The main cause of World War I was the ever-rising
tide of militarism in Europe. There was a terrible race
for armaments after 1870, throughout Europe. Though these armaments
were meant for national defense, they created universal suspicion,
fear and hatred among nations.
"Further, in every country there were influential
military officers who believed that war was inevitable."
They persuaded their governments towards mobilization of the armed
forces. This increased military and naval rivalries among nations.
Finally most militarists believed in "preventive"
war, that is declaring war upon the enemy, while he was weak and
crushing him, before he could become strong. Thus Germany wanted
to wage war against Russia, before the latter could reorganize
its armed forces. Similarly, England desired to crush the growing
German navy, before it could become a greater menace to England.
Thus, by 1914, all European countries were completely
armed and ready meet each other in combat.
Aggressive nationalism was partly responsible
for World War I. The love of one’s country demanded the hatred
of another country. Thus the love of France demanded the hatred
of Germany, while the love of Germany demanded the hatred of
England and vice versa. The chief principle for every patriot
was "my country right or wrong." This aggressive nationalism
created a favorable atmosphere for war.
There were national rivalries between
Germany and Britain, between Japan and America and also between
Germany and Russia. This led to World War I. The German Kaiser
William II declared that Germany was determined to become a
world power and this would arouse rivalry with Britain. Owing
to the Franco-Prussian War of 1870, France lost Alsace and Lorraine
to Prussia. It had to recover these provinces. There was also
a crisis in the Balkans, leading to the two Balkan wars of 1912
and 1913, because of the rivalry between Germany and Russia.

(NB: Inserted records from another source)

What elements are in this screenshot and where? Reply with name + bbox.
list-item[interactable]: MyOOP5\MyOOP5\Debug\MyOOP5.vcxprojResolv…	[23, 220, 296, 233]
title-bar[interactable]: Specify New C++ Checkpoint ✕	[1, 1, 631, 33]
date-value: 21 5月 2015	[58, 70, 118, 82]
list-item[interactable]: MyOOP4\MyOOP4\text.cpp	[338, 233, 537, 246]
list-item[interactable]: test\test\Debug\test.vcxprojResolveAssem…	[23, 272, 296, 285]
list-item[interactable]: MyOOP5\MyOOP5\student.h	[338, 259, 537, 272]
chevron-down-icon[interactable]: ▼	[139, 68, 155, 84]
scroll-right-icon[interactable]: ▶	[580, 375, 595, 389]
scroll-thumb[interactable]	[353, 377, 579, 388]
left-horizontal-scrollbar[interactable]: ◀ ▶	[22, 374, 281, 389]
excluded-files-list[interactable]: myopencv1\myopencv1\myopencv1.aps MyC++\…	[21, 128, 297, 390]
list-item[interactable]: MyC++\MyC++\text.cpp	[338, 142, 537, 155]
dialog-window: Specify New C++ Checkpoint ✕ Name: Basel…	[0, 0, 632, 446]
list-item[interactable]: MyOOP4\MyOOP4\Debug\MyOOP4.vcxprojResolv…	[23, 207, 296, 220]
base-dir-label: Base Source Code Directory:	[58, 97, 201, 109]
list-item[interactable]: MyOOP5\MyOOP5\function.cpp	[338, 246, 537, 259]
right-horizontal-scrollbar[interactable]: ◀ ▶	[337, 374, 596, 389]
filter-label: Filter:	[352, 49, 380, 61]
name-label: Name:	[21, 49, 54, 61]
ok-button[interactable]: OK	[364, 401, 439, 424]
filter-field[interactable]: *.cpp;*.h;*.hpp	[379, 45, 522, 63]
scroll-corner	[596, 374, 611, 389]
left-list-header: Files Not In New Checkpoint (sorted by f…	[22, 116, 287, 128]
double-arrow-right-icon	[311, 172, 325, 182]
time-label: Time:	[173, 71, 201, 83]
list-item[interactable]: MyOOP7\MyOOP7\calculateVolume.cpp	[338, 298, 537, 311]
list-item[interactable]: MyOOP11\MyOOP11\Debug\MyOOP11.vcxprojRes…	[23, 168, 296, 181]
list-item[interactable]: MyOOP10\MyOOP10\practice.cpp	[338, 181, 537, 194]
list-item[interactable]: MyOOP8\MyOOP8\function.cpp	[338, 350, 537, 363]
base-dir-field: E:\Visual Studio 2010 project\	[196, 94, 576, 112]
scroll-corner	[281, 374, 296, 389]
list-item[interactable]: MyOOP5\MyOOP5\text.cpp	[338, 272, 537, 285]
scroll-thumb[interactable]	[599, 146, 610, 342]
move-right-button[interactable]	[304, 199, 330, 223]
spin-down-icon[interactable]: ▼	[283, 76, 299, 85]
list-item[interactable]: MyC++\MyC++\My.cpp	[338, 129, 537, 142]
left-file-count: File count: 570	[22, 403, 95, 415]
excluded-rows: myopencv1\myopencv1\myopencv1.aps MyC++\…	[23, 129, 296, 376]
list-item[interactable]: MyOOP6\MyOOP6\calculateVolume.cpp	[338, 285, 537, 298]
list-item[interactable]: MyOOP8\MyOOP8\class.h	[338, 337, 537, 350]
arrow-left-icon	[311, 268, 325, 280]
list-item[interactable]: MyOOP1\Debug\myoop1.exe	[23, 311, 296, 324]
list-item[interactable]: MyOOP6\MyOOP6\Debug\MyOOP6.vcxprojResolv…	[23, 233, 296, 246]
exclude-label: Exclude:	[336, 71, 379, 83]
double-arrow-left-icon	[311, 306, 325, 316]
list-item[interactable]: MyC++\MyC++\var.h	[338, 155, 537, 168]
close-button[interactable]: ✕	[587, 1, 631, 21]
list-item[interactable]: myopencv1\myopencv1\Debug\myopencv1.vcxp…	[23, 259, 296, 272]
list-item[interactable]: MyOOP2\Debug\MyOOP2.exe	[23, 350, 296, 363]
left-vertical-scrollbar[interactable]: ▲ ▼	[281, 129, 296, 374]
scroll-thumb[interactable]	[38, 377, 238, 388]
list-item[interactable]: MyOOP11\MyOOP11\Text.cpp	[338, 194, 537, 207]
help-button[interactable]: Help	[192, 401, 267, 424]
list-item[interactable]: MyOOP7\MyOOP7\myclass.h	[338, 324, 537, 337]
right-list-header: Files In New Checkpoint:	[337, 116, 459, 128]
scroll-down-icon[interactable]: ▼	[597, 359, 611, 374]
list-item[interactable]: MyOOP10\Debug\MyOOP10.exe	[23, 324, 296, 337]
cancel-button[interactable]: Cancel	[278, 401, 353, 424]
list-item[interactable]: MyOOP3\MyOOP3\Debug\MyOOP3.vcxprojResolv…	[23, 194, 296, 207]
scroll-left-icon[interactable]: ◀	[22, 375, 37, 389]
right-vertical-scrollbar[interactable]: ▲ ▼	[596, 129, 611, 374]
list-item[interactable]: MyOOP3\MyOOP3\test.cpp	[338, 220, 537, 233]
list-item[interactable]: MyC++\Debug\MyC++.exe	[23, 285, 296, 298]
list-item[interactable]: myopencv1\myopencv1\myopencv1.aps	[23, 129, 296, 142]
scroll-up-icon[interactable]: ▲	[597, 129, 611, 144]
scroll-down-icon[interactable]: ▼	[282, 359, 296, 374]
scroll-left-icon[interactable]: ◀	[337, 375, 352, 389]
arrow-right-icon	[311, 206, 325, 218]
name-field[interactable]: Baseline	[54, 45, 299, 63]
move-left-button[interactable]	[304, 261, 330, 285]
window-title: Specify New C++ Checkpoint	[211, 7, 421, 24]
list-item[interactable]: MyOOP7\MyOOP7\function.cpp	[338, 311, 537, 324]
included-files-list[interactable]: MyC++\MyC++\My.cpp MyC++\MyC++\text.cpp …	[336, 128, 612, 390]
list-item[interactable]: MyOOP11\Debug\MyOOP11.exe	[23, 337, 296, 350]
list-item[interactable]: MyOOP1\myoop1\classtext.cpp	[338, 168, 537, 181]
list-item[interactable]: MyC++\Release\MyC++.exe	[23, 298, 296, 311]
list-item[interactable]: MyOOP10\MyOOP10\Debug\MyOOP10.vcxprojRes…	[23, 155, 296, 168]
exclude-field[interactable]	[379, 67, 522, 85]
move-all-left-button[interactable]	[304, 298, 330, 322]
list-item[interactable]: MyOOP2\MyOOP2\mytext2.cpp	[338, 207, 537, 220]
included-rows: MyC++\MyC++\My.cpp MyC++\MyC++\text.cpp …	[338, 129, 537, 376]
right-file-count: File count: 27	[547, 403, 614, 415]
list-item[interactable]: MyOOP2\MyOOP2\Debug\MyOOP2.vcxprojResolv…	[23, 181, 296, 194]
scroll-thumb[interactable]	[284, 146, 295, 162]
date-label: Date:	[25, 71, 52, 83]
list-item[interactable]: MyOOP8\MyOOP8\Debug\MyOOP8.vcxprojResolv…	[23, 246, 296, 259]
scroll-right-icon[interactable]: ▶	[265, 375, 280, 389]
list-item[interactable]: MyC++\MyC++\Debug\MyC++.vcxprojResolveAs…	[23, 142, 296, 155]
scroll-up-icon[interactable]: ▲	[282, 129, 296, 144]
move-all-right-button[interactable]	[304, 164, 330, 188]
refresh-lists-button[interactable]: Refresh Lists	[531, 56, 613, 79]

There was great colonial imperialism
owing to the need for raw materials, overseas markets for surplus
manufacturers and for colonies for investing surplus capital.
This led to colonial conflicts and national rivalries.
There was a poisoning of public opinion
by the press in all the countries. Newspapers would take up
some point of dispute and exaggerate it. They made attacks and
counter-attacks, engendering a regular newspaper war. Professor
Sidney B. Fay comments that they "so offered a fertile
soil in which the seeds of real war might easily be germinated."
This was especially true in Austria, Serbia, Germany and France,
where there were misrepresentations, suppression of truth and
tossing of insults thus creating an atmosphere of mutual hatred
and suspicion, which eventually led to the Great War.
The system of secret alliances was one
of the factors that contributed to World War I. In 1879, Germany
entered into a defensive alliance with Austria-Hungary. It was
known as the ‘Dual Alliance’ against Russia and France.
In 1882, Italy joined the Dual Alliance and thus brought into
existence the Triple Alliance. Russia entered into a
defensive alliance with France in 1890. In 1904, France entered
into a defensive alliance with England known as the ‘Entente
In 1907, Russia joined the ‘Entente Cordiale’,
thus bringing into existence the Triple Entente, which pitted
itself against the Triple Alliance. Later Japan joined the Triple
Entente, while Romania and Turkey joined the Triple Alliance.
Professor Fay rightly mentions that "the system of secret
alliances made it inevitable that if war did come, it would involve
all the great powers of Europe. The members of each group felt
bound to support each other."
The Great War of 1914 was partly caused by
the existence of international anarchy. Professors Hayes,
Moon and Wayland observe that "Every nation could do what
it pleased, or what it dared, because there was no international
government to make laws for the nations and to compel all nations
to respect such laws." No state was ready to submit its
dispute with another to any arbitration, or to seek any method
of peaceful settlement. Thus the situation was favorable for
The murder of Archduke Francis Ferdinand
of Austria and his wife, on June 28, 1914, by a twenty-four
year old fanatical Serbian student in Sarajevo (Bosnia) was
the spark that set the World War off.